The stress hormones were particularly high in female astronauts in mixed gender missions. Reports were received by mission controllers from female astronauts experiencing high levels of stress from “having to do everything”, because “Commander Soft Arse won’t lift a finger”.
NASA recently cut short a mission on the International Space Station as two male astronauts “constantly sniffling” were spending up to 20 hours a day in spacesuits being towed behind the orbiting facility, to get them “out of the bloody way”.
The viruses are mostly kept suppressed by the immune system, but if the immune system itself is suppressed by space exploration, then they could pose significant risks to astronauts travelling to Mars or beyond.

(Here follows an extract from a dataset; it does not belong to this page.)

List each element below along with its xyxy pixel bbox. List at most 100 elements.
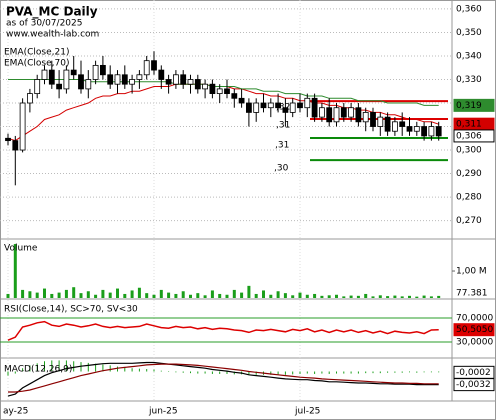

In anticipation of space manflu reactivating and threatening to jeopardise future long-distance travel, NASA have been focusing on all-female spacewalks which has improved efficiency by cutting down on the scheduling of exterior maintenance around the broadcast times major sporting events.
The research found that the longer the spaceflight mission, the more it seemed the viruses were reactivating.
Only when there was a live stream to earth and a trick with a weightless object was needed did the manflu-stricken astronauts feel well enough to cooperate.
NASA are currently developing a manflu vaccine, called ‘The Right Stuff’.